Before matriculating with the rector at the university, students needed to first enroll with one of the higher faculties, as well as sit for an entrance exam given by the dean of the philosophy faculty.  Usually the affiliation with the higher faculty is shown in the matriculation entry, but not always.  Students were expected to attend classes in the philosophy faculty prior to, or while beginning studies in, one of the higher faculties.  All of this makes an accurate assessment of the distribution of students across the disciplines problematic.  At the same time, certain generalities are clear.  Theology enjoyed the largest number of students, then law, with medicine a distant third.  Philosophy was the most heavily attended of the four because of its role of providing a general education for all of the students.  These numbers are also supported by the number of faculty in each discipline: philosophy always had the most and medicine the fewest.  The status of the disciplines is perhaps also reflected in the salaries: the senior professor in theology received 1000 marks per year, while the senior professors in law and medicine received only 800 marks [Goldbeck 1782, 26]. Kant’s starting salary as full professor of logic and metaphysics was 750 marks (= 166 rthl., 60 gr.). [more]

Of the 3307 students matriculating at Königsberg during the period 1717-1723, 42% belonged to the philosophy faculty, 32% to theology, 23% to law, and 3% to medicine [Gause 1996, ii.113n].

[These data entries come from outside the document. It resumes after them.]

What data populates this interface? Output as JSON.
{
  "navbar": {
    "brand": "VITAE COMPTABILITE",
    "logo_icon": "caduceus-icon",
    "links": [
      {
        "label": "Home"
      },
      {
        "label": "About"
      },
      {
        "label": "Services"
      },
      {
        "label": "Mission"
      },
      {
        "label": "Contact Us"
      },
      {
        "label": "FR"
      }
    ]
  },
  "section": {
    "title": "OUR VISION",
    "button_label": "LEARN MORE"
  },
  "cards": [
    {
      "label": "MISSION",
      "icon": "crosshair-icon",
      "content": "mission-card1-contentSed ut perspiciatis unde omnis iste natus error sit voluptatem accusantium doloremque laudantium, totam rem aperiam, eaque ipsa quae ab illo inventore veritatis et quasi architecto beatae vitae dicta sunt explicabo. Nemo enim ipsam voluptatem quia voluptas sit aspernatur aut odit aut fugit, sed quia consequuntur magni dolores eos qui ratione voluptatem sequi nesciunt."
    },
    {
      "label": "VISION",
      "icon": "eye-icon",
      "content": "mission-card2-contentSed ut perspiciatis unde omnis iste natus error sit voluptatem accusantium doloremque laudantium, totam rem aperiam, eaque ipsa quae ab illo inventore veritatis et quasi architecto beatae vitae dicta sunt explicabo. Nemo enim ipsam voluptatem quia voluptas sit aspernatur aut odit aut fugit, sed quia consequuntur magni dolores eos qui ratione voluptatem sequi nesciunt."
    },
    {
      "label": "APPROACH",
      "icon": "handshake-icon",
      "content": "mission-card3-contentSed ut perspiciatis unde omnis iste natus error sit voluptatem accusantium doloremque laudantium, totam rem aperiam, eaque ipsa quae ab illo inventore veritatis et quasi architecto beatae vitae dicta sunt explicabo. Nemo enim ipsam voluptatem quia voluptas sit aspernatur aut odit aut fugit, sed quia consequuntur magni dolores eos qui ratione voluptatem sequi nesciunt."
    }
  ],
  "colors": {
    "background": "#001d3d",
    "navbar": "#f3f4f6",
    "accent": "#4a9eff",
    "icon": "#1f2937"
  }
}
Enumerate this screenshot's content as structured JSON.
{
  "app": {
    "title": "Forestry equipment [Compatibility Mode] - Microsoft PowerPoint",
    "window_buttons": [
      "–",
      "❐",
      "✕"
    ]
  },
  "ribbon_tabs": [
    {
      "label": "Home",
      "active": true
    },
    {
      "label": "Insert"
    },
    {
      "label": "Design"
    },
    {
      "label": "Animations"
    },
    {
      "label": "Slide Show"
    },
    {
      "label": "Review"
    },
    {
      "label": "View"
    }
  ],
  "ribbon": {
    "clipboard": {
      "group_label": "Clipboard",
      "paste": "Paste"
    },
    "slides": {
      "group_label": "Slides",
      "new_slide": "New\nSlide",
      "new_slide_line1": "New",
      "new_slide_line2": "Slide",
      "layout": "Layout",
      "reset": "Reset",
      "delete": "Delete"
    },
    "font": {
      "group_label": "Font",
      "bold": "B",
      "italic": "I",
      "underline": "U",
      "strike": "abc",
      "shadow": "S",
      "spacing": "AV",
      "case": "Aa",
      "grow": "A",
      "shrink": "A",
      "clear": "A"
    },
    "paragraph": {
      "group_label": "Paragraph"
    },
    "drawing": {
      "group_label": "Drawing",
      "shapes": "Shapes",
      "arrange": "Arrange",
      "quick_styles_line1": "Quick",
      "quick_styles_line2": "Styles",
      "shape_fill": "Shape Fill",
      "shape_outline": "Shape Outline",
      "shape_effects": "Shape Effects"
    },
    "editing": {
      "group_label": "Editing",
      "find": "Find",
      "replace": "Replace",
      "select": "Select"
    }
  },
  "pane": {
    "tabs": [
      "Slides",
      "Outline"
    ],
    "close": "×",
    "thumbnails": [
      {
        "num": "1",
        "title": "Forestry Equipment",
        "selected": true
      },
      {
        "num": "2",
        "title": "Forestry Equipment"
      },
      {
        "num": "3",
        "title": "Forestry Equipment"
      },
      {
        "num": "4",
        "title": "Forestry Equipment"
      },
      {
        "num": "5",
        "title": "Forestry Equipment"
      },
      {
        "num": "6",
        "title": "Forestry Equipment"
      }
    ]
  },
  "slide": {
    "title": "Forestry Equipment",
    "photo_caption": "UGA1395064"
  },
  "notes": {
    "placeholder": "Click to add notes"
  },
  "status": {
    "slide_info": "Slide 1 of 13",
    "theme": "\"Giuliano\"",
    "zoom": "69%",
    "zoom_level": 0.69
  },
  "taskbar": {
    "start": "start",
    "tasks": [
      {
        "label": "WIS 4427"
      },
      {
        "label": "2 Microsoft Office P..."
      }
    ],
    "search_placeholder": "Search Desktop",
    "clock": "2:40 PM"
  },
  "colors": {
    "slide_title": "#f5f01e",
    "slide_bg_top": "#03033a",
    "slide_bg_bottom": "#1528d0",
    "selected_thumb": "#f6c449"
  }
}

In 1744, when the university was celebrating it 200th anniversary, its total enrollment was claimed to be 1032 students.[1]  Of these, over one-third were foreigners (including 133 Germans from Kurland and Livland, 119 Poles, 62 Lithuanians, and assorted Scandinavians, Russians, and a few Western Europeans).  Of the 1032 students, 591 (57%) belonged to the Theology Faculty, 428 (42%) to the Law Faculty, and 13 (1%) to the Medical Faculty [Gause 1996, ii.140].

By the end of the century, we see a drop in theology enrollments and a rise in law.  Also, as philosophy became recognized as the faculty for training school teachers, students aiming towards a teaching career were likewise drawn away from theology (the old training grounds for school teachers).  Paulsen gives figures for total student enrollment for all Prussian universities in 1805: law (1036; 60%), theology (555; 32%), and medicine (144; 8%).

Hartung’s [1825, 272] figures for Königsberg during SS 1825: from a total enrollment of 392 students, 106 (27%) were in theology, 169 (43%) were in law, 43 (11%) were in medicine, and 74 (19%) were in philosophy.

[1] These matriculation numbers, which appear to originate with Pisanski [1886, 472n] are much higher than what Eulenburg would allow, and must surely be viewed as spurious.  Actual student matriculations, as given by Hartung [1825, 13], were as follows: 1738 (113), 1739 (108), 1740 (182), 1741 (99), 1742 (137), 1743 (161), 1744 (187), 1745 (158), 1746 (139), 1747 (149).  These average 143.3 students per year, and if we assume a three-year average stay for students, then we would expect a total enrollment of about 430 students, which is a bit higher than Eulenburg’s estimates, but considerably lower than Pisanski’s figure.  Not all of the entries in the Matrikel were students, since it was intended as a registry for all citizens of the university, and this included faculty, as well as the local printers, pharmacists, surgeons, and assorted others.  It is here where one might expect a burst of "honorary" academic citizens around a jubilee year; the numbers (as provided in Erler [1710]) are as follows (I include here the actual student numbers, as well as the difference): 1738 (129-113=16), 1739 (122-108=14), 1740 (200-182=18), 1741 (199-99[sic]=100), 1742 (154-137=17), 1743 (188-161=27), 1744 (222-187=35), 1745 (181-158=23), 1746 (149-139=10), 1747 (166-149=17).  Even with these non-students counted, and assuming a rather longer tenure for them, we don't come close to Pisanski's number.